MARLBORO TWP. — Ace Greg Briggs buried his head into his arms while sitting on a golf cart near the clubhouse. Teammate Andrew Young rambled about what could have been.
The members of the Cloverleaf boys golf team had their hearts broken Wednesday, as two strokes separated them from history.
Attempting to rally and earn a share of the Portage Trail Conference Metro Division championship, the Colts shot 346 at Sable Creek Golf Course. The disappointment hit like a ton of bricks after they learned Norton (346) won a fifth-man tiebreaker 98-115 and Field (345) took the tournament.
The season standings read Norton first (18 points), Field second (17) and Cloverleaf third (15), but the Colts, who were second in dual play, would have stolen the title had they won the tournament.
“The team perspective is really frustrating just tying (Norton),” said Briggs, whose team would have lost a fifth-man tiebreaker to Field as well. “We had to win (the tournament) to win the league or be co-champs and for it to be just (two strokes) …
“I know I missed half a dozen 3-foot putts that could have made the difference and I know all of us had strokes we could have gotten back. It’s frustrating.”
The PTC uses a non-traditional 10-8-7-6-5-3-1 point system to determine the overall champion, with the regular season and tournament weighted equally. Entering the day, Norton (13-1, 10 points), Cloverleaf (12-2, 8) and Field (11-3, 7) were in a dogfight.
Post-round scoreboard watching was jam-packed and intense.

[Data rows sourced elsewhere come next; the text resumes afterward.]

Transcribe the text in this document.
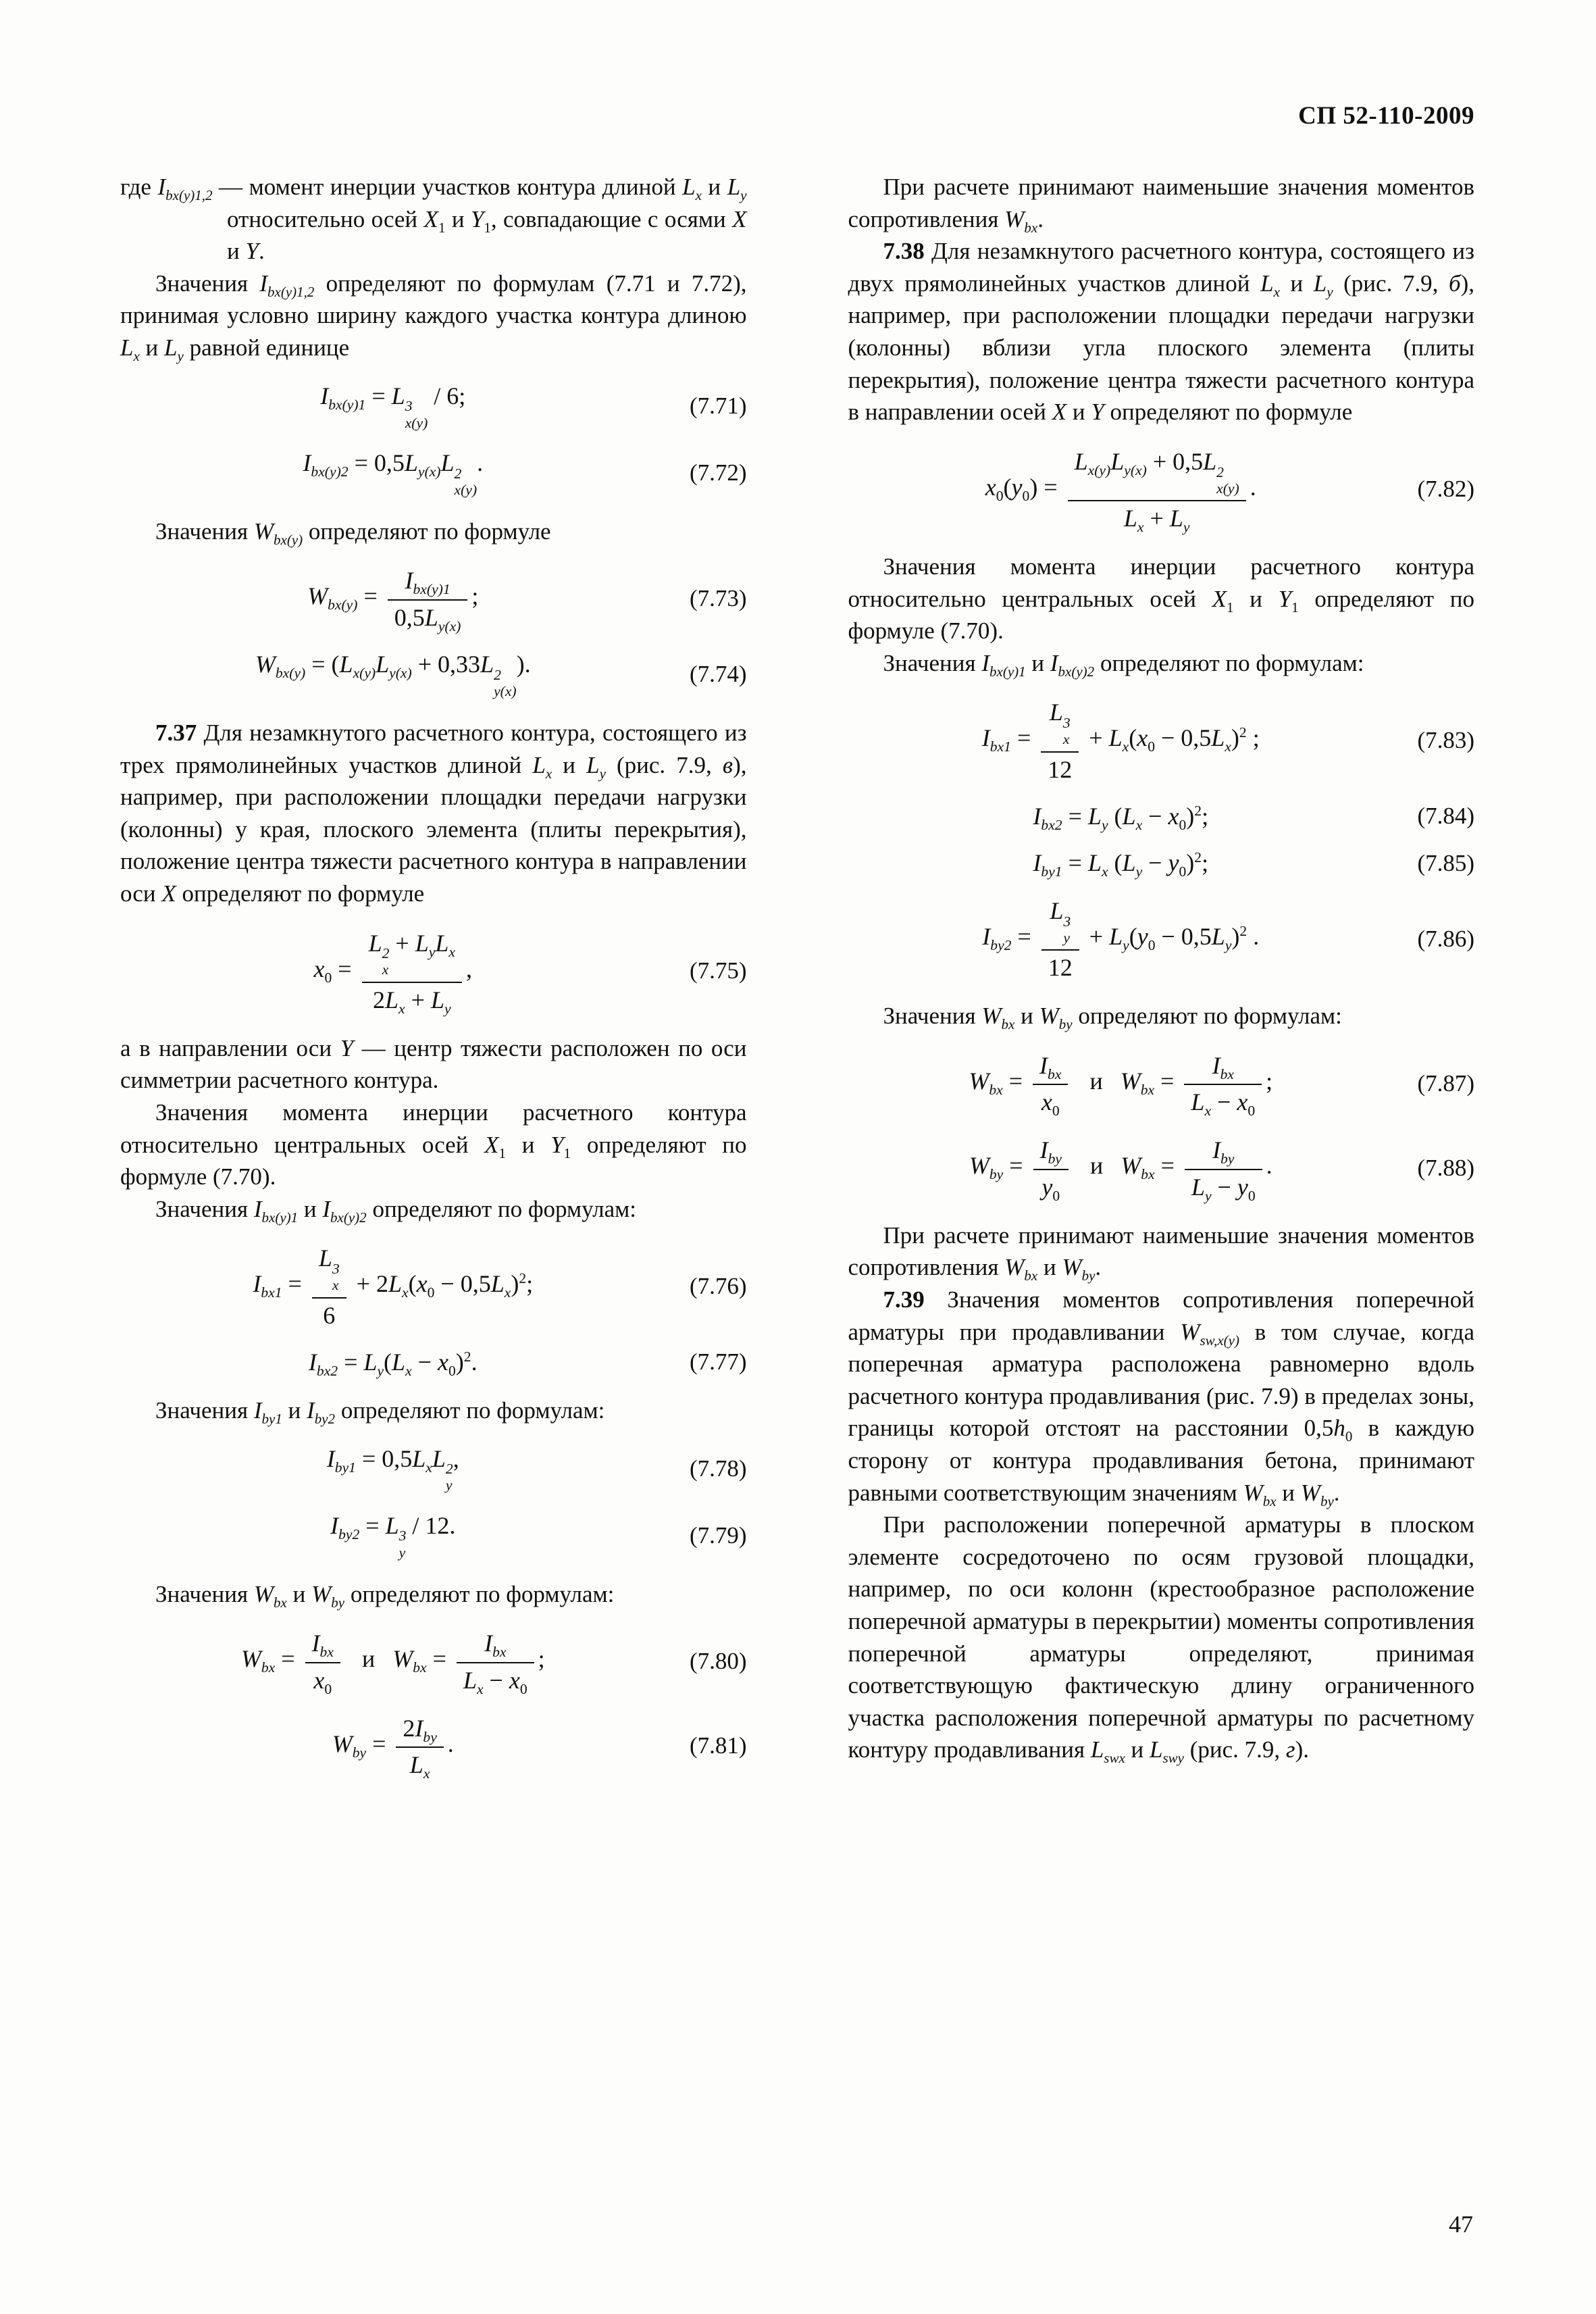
СП 52-110-2009

где $I_{bx(y)1,2}$ — момент инерции участков контура длиной $L_x$ и $L_y$ относительно осей $X_1$ и $Y_1$, совпадающие с осями X и Y.

Значения $I_{bx(y)1,2}$ определяют по формулам (7.71 и 7.72), принимая условно ширину каждого участка контура длиною $L_x$ и $L_y$ равной единице

$I_{bx(y)1} = L$ 3
x(y)
/ 6;	(7.71)
$I_{bx(y)2} = 0,5L_{y(x)}L$ 2
x(y)
.	(7.72)

Значения $W_{bx(y)}$ определяют по формуле

$W_{bx(y)} = \frac{I_{bx(y)1}}{0,5L_{y(x)}}$ ;	(7.73)
$W_{bx(y)} = (L_{x(y)}L_{y(x)} + 0,33L$ 2
y(x)
).	(7.74)

7.37 Для незамкнутого расчетного контура, состоящего из трех прямолинейных участков длиной $L_x$ и $L_y$ (рис. 7.9, в), например, при расположении площадки передачи нагрузки (колонны) у края, плоского элемента (плиты перекрытия), положение центра тяжести расчетного контура в направлении оси X определяют по формуле

$x_0 = L$ 2
x
+ $L_yL_x$
$2L_x + L_y$ ,	(7.75)

а в направлении оси Y — центр тяжести расположен по оси симметрии расчетного контура.

Значения момента инерции расчетного контура относительно центральных осей $X_1$ и $Y_1$ определяют по формуле (7.70).

Значения $I_{bx(y)1}$ и $I_{bx(y)2}$ определяют по формулам:

$I_{bx1} = L$ 3
x
$6 + 2L_x(x_0 - 0,5L_x)^2$;	(7.76)
$I_{bx2} = L_y(L_x - x_0)^2$.	(7.77)

Значения $I_{by1}$ и $I_{by2}$ определяют по формулам:

$I_{by1} = 0,5L_xL$ 2
y
,	(7.78)
$I_{by2} = L$ 3
y
/ 12.	(7.79)

Значения $W_{bx}$ и $W_{by}$ определяют по формулам:

$W_{bx} = \frac{I_{bx}}{x_0}$ и $W_{bx} = \frac{I_{bx}}{L_x - x_0}$ ;	(7.80)
$W_{by} = \frac{2I_{by}}{L_x}$ .	(7.81)

При расчете принимают наименьшие значения моментов сопротивления $W_{bx}$.

7.38 Для незамкнутого расчетного контура, состоящего из двух прямолинейных участков длиной $L_x$ и $L_y$ (рис. 7.9, б), например, при расположении площадки передачи нагрузки (колонны) вблизи угла плоского элемента (плиты перекрытия), положение центра тяжести расчетного контура в направлении осей X и Y определяют по формуле

$x_0(y_0) = L_{x(y)}L_{y(x)} + 0,5L$ 2
x(y)
$L_x + L_y$ .	(7.82)

Значения момента инерции расчетного контура относительно центральных осей $X_1$ и $Y_1$ определяют по формуле (7.70).

Значения $I_{bx(y)1}$ и $I_{bx(y)2}$ определяют по формулам:

$I_{bx1} = L$ 3
x
$12 + L_x(x_0 - 0,5L_x)^2$ ;	(7.83)
$I_{bx2} = L_y$ $(L_x - x_0)^2$;	(7.84)
$I_{by1} = L_x$ $(L_y - y_0)^2$;	(7.85)
$I_{by2} = L$ 3
y
$12 + L_y(y_0 - 0,5L_y)^2$ .	(7.86)

Значения $W_{bx}$ и $W_{by}$ определяют по формулам:

$W_{bx} = \frac{I_{bx}}{x_0}$ и $W_{bx} = \frac{I_{bx}}{L_x - x_0}$ ;	(7.87)
$W_{by} = \frac{I_{by}}{y_0}$ и $W_{bx} = \frac{I_{by}}{L_y - y_0}$ .	(7.88)

При расчете принимают наименьшие значения моментов сопротивления $W_{bx}$ и $W_{by}$.

7.39 Значения моментов сопротивления поперечной арматуры при продавливании $W_{sw,x(y)}$ в том случае, когда поперечная арматура расположена равномерно вдоль расчетного контура продавливания (рис. 7.9) в пределах зоны, границы которой отстоят на расстоянии $0,5h_0$ в каждую сторону от контура продавливания бетона, принимают равными соответствующим значениям $W_{bx}$ и $W_{by}$.

При расположении поперечной арматуры в плоском элементе сосредоточено по осям грузовой площадки, например, по оси колонн (крестообразное расположение поперечной арматуры в перекрытии) моменты сопротивления поперечной арматуры определяют, принимая соответствующую фактическую длину ограниченного участка расположения поперечной арматуры по расчетному контуру продавливания $L_{swx}$ и $L_{swy}$ (рис. 7.9, г).

47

The Falcons won the tournament due in large part to an 81 from No. 5 man Evan Dalziel, while Panthers No. 5 Mitch Zimmerman (86) proved to be clutch as well.
The Colts countered with their usual staple of Briggs (79), Jake Stevens (87), Young (89) and Jack Lewarchick (91), but their efforts weren’t enough to win the program’s first league championship since 1983, when eventual Class AAA state medalist Tom Kies led Cloverleaf to the top of the Pioneer Conference.
The news was tough to take for Briggs, one of the top players in Medina County who tied PTC Metro Division Player of the Year Mason Juersivich for the lowest score in the division.
“I can’t think about it like that (as a positive) right now,” he said. “I don’t think I ever will. It’s a hard loss.”
Ron Wachtel had a different view. Though the longtime Cloverleaf coach also expressed disappointment in his team not winning, he preferred to look at the bigger picture.
In their first PTC season, the Colts gave themselves a puncher’s chance in the Metro Division race. They also are on track to record their lowest team scoring average in seven years and believe they have a chance to compete at the Barberton Brookside Division I Sectional in less than two weeks.
That’s a 180-degree attitude shift for a squad that lost 38 of its final 42 Suburban League matches.
“Overall for the season, it’s been a real success,” Wachtel said. “The kids were excited that they had a shot that meant something. The last few years, we were in last going (into the SL Postseason Tournament) and there wasn’t a lot of hope.
“Whenever you have a chance, you feel excited. The kids are down right now, but when they look back at it in a few days, they’ll be proud.”
Results
MARLBORO TWP. — Results from the Portage Trail Conference Metro Division Tournament at par-72 Sable Creek G.C.
Overall standings: 1. Norton (13-1) 18, 2. Field (11-3) 17, 3. Cloverleaf (12-2) 15, T4. Ravenna (6-8) 11, T4. Coventry (6-8) 11, 6. Woodridge (5-9) 8, 7. Springfield (2-12) 6, 8. Streetsboro (1-13) 2.
Tournament standings: 1. Field 345, 2. Norton 346, 3. Cloverleaf 346, 4. Coventry 363, 5. Ravenna 377, 6. Woodridge 378, 7. Springfield 382, 8. Streetsboro 425.
Cloverleaf (346): Greg Briggs 79, Jake Stevens 87, Andrew Young 89, Jack Lewarchick 91, Brian Matheny 115, Frank English 119.